Uncertainties surrounding the war in Iran ignited safe-haven demand for the US dollar, reversing the peso’s short-lived recovery in February as it sank to new record-lows this month.
On Thursday, the peso closed at a new all-time low of P60.10 against the greenback, falling by 58 centavos from its P59.52 finish on Wednesday, Bankers Association of the Philippines data showed.
The BSP has affirmed that it remains present in the foreign exchange (FX) market to prevent sharp movements that could impact inflation, a stance Nomura analysts said the central bank will likely maintain.
“On FX policy, we think BSP has relatively high reserve adequacy and will therefore likely maintain active interventions to stem FX volatility,” Nomura said.
NO STAGFLATION
Meanwhile, Ms.

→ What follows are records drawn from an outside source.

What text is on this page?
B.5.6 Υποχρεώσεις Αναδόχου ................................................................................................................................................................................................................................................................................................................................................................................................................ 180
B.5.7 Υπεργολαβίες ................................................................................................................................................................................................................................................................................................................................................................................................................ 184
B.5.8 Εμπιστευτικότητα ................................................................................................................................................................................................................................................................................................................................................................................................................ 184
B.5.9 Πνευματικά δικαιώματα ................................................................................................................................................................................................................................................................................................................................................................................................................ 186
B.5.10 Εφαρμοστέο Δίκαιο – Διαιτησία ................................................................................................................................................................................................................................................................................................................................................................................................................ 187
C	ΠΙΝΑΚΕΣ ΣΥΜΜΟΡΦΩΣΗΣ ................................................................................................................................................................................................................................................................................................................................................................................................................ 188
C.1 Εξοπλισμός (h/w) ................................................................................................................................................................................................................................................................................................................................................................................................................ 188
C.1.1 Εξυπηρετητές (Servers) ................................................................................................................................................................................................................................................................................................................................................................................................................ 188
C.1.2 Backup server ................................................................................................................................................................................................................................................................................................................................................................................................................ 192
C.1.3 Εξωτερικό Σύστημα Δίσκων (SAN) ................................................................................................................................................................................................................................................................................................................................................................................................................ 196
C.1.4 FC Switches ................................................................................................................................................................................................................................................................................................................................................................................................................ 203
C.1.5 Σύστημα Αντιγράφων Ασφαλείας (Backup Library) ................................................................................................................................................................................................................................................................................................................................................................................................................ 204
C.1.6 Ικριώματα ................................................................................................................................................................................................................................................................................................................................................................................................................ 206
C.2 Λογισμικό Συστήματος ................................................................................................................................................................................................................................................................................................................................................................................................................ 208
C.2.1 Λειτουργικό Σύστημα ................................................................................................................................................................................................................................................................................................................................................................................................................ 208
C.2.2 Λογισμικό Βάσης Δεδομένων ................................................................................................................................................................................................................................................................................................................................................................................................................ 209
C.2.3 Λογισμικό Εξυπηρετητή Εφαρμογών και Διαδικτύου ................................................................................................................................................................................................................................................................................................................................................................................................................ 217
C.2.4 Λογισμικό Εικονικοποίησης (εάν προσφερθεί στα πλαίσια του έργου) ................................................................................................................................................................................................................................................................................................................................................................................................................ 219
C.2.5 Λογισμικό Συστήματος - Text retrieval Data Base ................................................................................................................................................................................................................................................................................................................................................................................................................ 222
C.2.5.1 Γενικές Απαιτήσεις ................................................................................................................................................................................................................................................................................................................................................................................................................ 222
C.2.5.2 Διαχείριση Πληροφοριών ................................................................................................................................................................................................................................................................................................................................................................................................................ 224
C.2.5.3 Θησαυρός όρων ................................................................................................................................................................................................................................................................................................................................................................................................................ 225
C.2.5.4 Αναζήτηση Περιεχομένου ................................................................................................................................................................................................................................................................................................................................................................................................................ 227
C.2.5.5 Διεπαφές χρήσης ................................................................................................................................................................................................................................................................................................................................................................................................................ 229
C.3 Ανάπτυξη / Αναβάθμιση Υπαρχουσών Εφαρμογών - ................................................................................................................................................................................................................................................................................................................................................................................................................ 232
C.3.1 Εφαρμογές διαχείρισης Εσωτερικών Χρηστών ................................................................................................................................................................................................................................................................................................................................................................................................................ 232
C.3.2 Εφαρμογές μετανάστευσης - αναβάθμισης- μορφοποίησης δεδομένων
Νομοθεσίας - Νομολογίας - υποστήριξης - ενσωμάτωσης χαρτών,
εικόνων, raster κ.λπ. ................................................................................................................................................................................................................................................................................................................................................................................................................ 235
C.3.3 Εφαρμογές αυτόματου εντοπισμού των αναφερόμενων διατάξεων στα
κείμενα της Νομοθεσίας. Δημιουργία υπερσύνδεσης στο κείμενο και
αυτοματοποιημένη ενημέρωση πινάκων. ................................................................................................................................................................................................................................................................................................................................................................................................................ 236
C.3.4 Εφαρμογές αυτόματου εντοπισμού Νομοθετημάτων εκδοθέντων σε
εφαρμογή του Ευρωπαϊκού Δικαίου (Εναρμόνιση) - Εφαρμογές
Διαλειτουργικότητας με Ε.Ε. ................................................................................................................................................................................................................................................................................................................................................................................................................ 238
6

Tan ruled out potential stagflation as inflation is unlikely to remain high for long on expectations of a short-lived oil crisis.
“As for stagflation, this is not our baseline,” she said. “We expect the impact of the Middle East conflict on oil prices to be temporary and do not see it causing a sustained rise in inflation.”
“However, a prolonged supply shock would raise production costs, weaken demand, and push inflation higher. For the Philippines, which imports more than half of its energy requirements, higher global commodity prices remain a significant risk to both growth and price stability,” Ms. Tan added.
Inflation averaged 2.2% as of February, with the monthly figure settling within the central bank’s target band for two straight months.
The Philippine Statistics Authority will release the March inflation report on April 7.